Terre Alfieri Nebbiolo Belgardo 2016

Degustatore: Andrea Li Calzi
Valutazione: @@@@
Data degustazione: 06/2021
Tipologia: DOC Rosso
Vitigni: nebbiolo
Titolo alcolometrico: 14%
Produttore: CASCINA VÈNGORE
Bottiglia: 750 ml
Prezzo enoteca: da 15 a 25 euro
Il secondo Nebbiolo presentato da Cascina Vèngore, realtà vitivinicola di Cisterna d’Asti, appartiene ad una denominazione, quella di Terre Alfieri, che a mio avviso merita molta attenzione. In queste terre la vite è allevata sin dai tempi dei romani, nel mio lungo articolo dedicato alla Cantina potrete leggere qualcosa in più; tuttavia è mia ferma intenzione ritornare nel breve periodo a porre l’accento su questa zona che rappresenta la sintesi ideale di Langhe, Roero e Monferrato. Già in antichità nel Feudo di Belgardo, da qui il nome in etichetta, la grande tradizione contadina allevava con amore, spirito di sacrificio e passione gli attuali ettari di Vèngore; inutile specificare quanta attenzione veniva riservata al re di tutti i vitigni piemontesi, sua maestà nebbiolo.
Con lo stesso spirito l’Azienda oggi gestisce 2,67 ettari in Cisterna d’Asti. Agricoltura biologica certificata e grande attenzione per la biodiversità, due filosofie per Vèngore essenziali per tutti coloro che ambiscono a far della viticoltura il proprio lavoro. Terreni tufacei, viti relativamente giovani, 5 anni, allevate a guyot con densità d’impianto pari a 4.280 ceppi/ettaro. Si utilizza solo letame e sovescio per la concimazione, rame e zolfo per i trattamenti, in vigna si pratica l’inerbimento. La fermentazione dura 8-10 giorni in vasche termo controllate a 28°C e successiva malolattica a 20 °C, l’affinamento è di 16 mesi in botti di rovere. Anche in questo caso è stata scelta l’annata 2016 non per stupire a ogni costo, semmai per dare la stessa possibilità a entrambi i vini presentati, il prodotto di due vitigni diversi che subiscono più o meno lo stesso protocollo di vinificazione e affinamento; sarà dunque il territorio a palesarsi all’interno del calice con le dovute differenze, s’intende.
Granato profondo, caldo con unghia mattone, archetti fitti e lacrime che faticano a precipitare. Avvicinando il naso è la dolcezza a trionfare, non in termini di frutta esasperata, l’esatto contrario, linee morbide e suadenti disegnate da frutti croccanti di bosco ed estivi: susina rossa, lampone, albicocca e fragolina. Ben presto la spezia dolce richiama suggestioni di noce moscata e cannella su mandorla tostata e toni boschivi di pino mugo; chiude il quadro olfattivo un richiamo salmastro che sa di bagnasciuga, sabbia bagnata, per certi versi tipico del territorio roerino.

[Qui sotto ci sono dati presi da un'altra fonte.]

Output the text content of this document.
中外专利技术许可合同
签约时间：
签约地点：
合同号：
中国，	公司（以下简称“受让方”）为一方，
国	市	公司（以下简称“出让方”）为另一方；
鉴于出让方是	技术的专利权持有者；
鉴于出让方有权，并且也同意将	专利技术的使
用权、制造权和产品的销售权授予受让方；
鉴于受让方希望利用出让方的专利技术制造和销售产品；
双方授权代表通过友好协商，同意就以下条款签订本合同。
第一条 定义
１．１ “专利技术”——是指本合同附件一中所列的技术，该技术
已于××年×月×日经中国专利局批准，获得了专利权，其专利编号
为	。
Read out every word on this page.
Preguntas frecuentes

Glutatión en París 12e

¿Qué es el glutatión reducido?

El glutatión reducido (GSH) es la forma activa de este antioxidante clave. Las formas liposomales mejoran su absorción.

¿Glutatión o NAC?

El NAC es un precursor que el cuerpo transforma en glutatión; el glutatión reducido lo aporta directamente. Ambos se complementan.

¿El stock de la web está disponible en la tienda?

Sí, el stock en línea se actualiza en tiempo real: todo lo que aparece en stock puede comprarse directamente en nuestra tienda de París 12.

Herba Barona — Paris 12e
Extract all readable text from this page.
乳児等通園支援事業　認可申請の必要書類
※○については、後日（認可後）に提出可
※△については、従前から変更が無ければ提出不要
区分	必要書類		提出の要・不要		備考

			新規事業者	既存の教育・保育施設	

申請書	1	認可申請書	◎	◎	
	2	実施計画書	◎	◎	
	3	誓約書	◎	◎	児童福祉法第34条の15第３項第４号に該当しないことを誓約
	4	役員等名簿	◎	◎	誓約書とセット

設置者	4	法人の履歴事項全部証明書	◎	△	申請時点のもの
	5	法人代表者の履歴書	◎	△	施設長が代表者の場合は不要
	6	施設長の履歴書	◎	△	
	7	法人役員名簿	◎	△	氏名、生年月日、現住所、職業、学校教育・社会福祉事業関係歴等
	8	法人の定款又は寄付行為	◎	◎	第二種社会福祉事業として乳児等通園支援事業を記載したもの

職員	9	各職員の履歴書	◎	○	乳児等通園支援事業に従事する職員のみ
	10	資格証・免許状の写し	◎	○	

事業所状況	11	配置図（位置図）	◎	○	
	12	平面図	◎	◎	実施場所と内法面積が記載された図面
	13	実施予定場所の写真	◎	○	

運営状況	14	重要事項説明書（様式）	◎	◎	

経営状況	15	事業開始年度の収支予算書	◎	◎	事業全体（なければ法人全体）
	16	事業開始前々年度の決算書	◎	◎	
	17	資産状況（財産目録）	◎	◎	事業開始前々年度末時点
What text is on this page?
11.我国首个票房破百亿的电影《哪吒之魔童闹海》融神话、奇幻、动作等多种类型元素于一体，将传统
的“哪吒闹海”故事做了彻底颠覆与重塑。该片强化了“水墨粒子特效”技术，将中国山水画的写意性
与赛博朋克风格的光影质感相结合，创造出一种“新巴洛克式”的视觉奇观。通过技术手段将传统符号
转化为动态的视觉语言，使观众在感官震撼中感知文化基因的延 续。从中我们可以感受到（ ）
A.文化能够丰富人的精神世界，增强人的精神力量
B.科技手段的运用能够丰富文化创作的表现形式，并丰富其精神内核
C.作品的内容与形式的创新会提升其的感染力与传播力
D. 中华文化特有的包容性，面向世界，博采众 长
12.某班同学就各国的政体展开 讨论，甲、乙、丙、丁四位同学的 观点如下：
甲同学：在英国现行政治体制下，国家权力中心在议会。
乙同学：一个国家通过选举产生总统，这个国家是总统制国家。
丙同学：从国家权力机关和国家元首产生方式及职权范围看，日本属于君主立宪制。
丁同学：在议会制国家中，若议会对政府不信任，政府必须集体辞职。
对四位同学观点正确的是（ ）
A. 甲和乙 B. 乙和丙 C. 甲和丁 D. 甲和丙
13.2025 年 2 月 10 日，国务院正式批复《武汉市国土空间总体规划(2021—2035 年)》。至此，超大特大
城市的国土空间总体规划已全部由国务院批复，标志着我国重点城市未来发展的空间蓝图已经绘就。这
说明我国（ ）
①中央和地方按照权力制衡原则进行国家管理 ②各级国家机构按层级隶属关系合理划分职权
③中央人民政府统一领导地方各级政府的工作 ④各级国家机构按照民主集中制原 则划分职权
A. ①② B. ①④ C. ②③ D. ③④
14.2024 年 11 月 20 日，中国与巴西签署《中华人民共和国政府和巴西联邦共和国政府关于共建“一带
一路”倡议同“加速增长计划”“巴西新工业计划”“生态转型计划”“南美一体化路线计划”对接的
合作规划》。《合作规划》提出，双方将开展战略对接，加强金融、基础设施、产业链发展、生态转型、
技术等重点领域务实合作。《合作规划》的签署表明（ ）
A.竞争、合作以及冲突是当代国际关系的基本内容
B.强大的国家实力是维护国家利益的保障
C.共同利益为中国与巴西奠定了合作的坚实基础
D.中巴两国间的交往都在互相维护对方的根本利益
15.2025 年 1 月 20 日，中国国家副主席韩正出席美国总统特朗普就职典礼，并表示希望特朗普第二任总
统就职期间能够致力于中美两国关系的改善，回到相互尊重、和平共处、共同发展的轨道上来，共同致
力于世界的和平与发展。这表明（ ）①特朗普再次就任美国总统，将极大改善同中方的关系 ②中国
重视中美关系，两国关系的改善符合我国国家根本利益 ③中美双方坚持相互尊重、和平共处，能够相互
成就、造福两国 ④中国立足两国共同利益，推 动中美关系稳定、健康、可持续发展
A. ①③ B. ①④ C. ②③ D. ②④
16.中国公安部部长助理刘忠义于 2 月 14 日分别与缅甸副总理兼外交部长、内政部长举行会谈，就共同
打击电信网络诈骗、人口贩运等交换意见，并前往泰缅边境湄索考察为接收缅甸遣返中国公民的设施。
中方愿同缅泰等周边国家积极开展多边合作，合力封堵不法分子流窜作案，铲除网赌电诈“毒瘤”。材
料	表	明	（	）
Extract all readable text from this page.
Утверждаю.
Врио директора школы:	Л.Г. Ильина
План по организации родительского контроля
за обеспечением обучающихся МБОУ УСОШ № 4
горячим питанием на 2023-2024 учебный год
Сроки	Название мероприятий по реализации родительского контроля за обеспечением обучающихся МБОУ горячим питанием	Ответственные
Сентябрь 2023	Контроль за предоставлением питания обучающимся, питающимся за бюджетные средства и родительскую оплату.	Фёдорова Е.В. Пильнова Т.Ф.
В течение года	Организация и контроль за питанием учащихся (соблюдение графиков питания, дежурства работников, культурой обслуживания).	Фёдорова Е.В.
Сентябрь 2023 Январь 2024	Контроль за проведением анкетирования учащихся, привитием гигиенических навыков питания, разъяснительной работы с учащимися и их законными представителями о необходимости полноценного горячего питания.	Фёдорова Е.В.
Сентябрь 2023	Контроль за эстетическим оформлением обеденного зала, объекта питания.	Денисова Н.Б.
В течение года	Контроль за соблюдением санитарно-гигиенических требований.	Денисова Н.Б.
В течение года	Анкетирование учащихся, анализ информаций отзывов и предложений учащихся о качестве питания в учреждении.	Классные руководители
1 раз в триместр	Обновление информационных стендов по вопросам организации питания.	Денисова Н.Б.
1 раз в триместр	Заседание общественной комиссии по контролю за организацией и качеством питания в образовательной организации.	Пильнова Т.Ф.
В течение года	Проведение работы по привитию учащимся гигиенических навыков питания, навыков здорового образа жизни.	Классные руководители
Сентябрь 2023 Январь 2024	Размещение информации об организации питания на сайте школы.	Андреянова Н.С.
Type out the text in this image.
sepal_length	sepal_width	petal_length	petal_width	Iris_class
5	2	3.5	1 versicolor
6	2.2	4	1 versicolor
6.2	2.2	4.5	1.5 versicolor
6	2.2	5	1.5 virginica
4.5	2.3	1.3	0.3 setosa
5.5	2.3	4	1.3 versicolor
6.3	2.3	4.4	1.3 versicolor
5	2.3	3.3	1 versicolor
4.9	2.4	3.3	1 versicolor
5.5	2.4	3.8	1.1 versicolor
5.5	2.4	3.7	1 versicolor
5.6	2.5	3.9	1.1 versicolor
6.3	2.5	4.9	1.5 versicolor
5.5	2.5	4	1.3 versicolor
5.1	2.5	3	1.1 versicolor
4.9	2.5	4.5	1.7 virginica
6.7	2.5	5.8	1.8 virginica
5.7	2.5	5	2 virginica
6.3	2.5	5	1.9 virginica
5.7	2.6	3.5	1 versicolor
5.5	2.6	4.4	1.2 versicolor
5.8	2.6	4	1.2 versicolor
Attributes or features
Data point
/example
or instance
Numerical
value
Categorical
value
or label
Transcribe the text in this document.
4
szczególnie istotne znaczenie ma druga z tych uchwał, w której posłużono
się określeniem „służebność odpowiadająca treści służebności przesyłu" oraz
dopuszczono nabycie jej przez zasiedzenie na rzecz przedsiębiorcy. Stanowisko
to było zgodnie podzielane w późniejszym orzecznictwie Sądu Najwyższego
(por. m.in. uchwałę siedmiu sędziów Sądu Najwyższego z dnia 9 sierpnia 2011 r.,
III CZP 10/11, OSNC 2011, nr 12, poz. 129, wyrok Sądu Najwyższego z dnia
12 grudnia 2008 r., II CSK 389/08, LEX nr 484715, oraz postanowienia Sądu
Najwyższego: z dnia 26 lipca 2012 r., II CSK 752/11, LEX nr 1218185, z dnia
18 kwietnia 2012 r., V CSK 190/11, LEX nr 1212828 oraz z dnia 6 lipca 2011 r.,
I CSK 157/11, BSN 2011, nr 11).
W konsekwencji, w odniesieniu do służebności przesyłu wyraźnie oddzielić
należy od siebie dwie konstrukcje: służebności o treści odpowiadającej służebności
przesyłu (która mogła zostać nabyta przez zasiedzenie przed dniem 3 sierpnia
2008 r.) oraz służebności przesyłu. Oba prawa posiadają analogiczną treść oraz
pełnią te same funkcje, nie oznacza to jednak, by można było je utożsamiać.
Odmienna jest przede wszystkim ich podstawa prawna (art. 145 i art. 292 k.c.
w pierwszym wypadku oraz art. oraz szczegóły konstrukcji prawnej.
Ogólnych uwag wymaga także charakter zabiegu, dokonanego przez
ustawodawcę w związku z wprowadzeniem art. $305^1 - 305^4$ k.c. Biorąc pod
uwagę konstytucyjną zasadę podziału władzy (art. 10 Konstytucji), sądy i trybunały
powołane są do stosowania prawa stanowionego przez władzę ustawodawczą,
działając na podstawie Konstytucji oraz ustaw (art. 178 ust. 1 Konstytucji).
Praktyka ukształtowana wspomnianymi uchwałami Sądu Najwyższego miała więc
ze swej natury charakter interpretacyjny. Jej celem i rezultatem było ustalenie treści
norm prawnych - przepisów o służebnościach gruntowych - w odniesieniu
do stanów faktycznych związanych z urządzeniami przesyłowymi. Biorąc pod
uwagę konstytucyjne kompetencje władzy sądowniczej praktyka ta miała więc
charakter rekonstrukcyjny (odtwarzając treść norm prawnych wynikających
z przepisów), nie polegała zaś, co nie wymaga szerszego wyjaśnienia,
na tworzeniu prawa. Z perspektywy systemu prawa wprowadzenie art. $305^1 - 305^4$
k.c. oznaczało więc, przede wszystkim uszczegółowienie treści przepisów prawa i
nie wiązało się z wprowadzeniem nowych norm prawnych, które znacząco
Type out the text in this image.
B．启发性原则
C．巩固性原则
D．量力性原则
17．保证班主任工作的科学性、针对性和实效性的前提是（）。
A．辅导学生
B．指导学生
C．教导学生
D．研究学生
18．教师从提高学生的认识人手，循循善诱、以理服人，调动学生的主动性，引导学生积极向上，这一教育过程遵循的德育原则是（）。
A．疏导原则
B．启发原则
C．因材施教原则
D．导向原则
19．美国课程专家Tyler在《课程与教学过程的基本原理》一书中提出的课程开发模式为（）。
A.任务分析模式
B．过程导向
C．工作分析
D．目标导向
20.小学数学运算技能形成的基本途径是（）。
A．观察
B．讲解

Al palato mostra doti di grande equilibrio per via di un’ottima fusione tra acidità, sale e densità gustativa, volume; l’affinamento lieve ha giovato in tal senso, smussando angoli dati da un tannino protagonista e una freschezza che è sinonimo di grande attenzione in vigna e cantina. Un vino che a mio avviso avrà tanto da raccontare anche in futuro. Quattro chiocciole centrate in pieno. Interessante l’abbinamento con un piatto di gnocchi al ragù bianco di coniglio.